Disparition de Joaquim Benite, créateur d’un théâtre du monde

Jean-Pierre Han

9 décembre 2012

in Chroniques

Joaquim

Directeur du festival et de la compagnie de théâtre d’Almada metteur en scène, homme d’engagement, Joaquim Benite vient de s’éteindre à deux semaines de la création de Timon d’Athènes (Shakespeare). Il portait cette pièce comme elle le portait pour son retour au plateau tant attendu après une longue année de lutte contre la maladie. Sa disparition laisse des proches, des amis, un public sonnés, bien au-delà des frontières du Portugal qu’il a totalement déplacées. En donnant à la fois une visibilité internationale aux compagnies portugaises, consacrées ou émergentes, et en introduisant le premier dans un pays alors très clos, un large éventail des langages esthétiques et artistiques de la création mondiale.

Joaquim Benite incarnait le projet de théâtre le plus utopique et le plus ambitieux du pays, né des bouleversements et des transformations sociales de la révolution d’avril 1974. Antifasciste et militant communiste actif, il voulait résolument faire du théâtre populaire et quitta Lisbonne pour s’enraciner dans sa banlieue ouvrière, de l’autre côté du Tage. « Je pense qu’il est bon d’aller vers les périphéries », disait-il, « pour des raisons autant esthétiques que civiques ». Cette exigence du renouvellement de la création, de la production d’esthétiques hors calibrages, il l’appliquait aussi à la programmation d’un festival qui aura toujours mis à l’affiche les plus grands noms du théâtre mondial (les dénichant souvent en avant-première) et de jeunes compagnies privées de tout réseau de diffusion qu’il prenait le temps de découvrir avec générosité.

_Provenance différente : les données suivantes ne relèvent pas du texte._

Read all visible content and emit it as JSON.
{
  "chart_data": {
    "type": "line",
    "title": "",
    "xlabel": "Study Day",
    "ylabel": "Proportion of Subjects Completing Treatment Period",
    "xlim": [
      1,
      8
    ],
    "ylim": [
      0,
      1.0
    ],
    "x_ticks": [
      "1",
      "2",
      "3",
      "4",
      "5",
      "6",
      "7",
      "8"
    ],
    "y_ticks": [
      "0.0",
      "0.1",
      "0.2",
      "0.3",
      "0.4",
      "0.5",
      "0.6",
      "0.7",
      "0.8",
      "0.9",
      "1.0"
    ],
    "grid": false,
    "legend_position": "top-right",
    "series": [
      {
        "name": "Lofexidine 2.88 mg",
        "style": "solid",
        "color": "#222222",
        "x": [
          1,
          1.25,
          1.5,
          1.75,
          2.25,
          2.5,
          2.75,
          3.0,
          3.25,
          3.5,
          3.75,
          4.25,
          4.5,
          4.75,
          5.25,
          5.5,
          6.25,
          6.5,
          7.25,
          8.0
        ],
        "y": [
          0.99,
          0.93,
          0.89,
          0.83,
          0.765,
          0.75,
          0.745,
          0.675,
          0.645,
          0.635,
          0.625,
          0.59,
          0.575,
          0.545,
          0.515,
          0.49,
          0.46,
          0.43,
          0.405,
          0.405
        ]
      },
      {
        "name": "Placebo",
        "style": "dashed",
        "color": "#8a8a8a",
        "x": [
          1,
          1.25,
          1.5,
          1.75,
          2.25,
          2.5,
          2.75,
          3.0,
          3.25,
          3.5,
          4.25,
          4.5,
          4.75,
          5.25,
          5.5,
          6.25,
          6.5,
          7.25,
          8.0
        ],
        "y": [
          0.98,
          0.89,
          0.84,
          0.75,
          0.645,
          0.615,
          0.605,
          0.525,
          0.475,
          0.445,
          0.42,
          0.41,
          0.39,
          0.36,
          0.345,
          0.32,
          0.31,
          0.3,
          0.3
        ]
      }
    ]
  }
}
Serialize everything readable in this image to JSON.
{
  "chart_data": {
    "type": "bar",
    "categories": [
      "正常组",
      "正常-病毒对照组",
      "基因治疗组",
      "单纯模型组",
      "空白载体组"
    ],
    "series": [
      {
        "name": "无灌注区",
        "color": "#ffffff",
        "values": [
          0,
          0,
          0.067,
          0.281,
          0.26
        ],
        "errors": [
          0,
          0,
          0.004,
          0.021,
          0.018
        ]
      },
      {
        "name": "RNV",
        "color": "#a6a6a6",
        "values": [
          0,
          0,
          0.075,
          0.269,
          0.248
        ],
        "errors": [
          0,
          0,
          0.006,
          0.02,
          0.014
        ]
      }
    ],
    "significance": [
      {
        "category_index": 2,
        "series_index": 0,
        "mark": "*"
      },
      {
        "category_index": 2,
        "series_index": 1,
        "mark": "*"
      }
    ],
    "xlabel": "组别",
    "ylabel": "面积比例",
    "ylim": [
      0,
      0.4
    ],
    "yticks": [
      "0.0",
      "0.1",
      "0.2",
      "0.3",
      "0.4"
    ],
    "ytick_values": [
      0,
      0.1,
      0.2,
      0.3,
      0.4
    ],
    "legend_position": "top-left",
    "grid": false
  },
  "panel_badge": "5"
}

À Almada, utopie d’un théâtre du monde, les artistes invités n’oublieront jamais l'hospitalité et la considération qu’on leur a toujours témoigné quelle qu’ait été leur position dans la hiérarchie sociale du théâtre.

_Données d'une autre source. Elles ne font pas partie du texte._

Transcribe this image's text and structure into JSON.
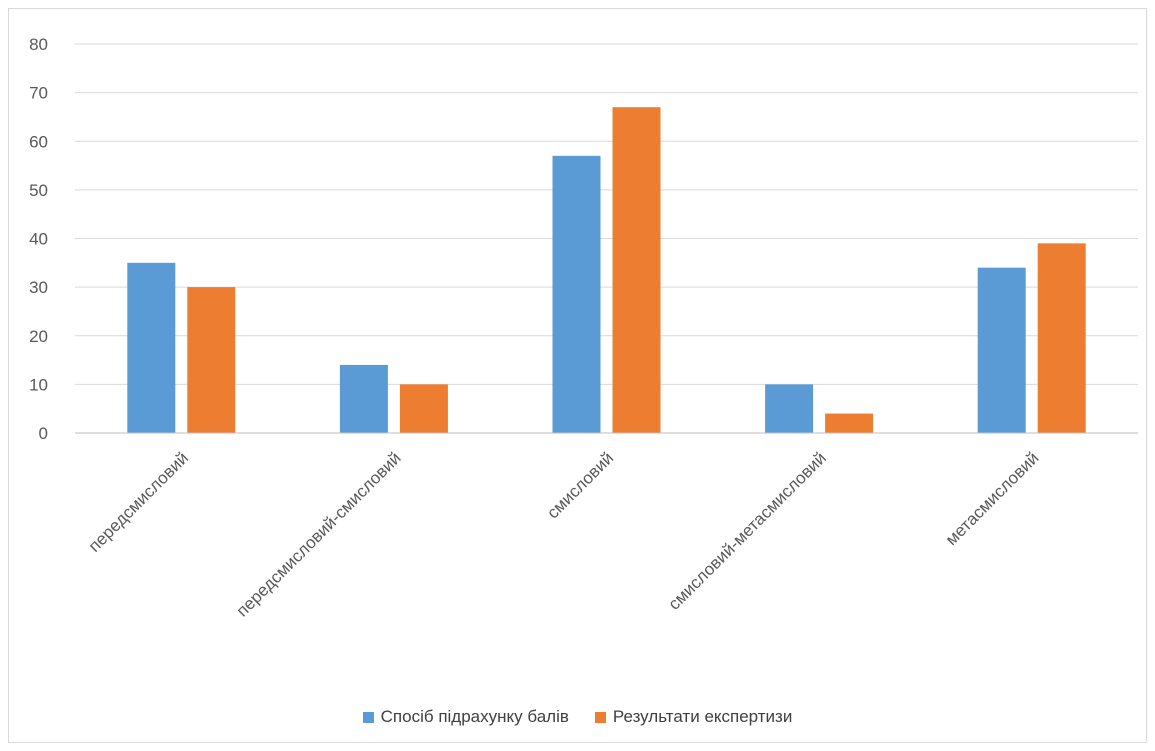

Le public n’oubliera jamais la façon dont il a été traité, en étant au centre du dispositif d’accueil, de critique, de prise en compte. Personne n’oubliera la vivacité intellectuelle et la convivialité des rencontres et des débats que Joaquim Benite inspirait, porté par l’ambition de substituer à un « théâtre de consommateurs » un « théâtre de citoyens  » dont l’élaboration pour lui était toujours à remettre sur le métier.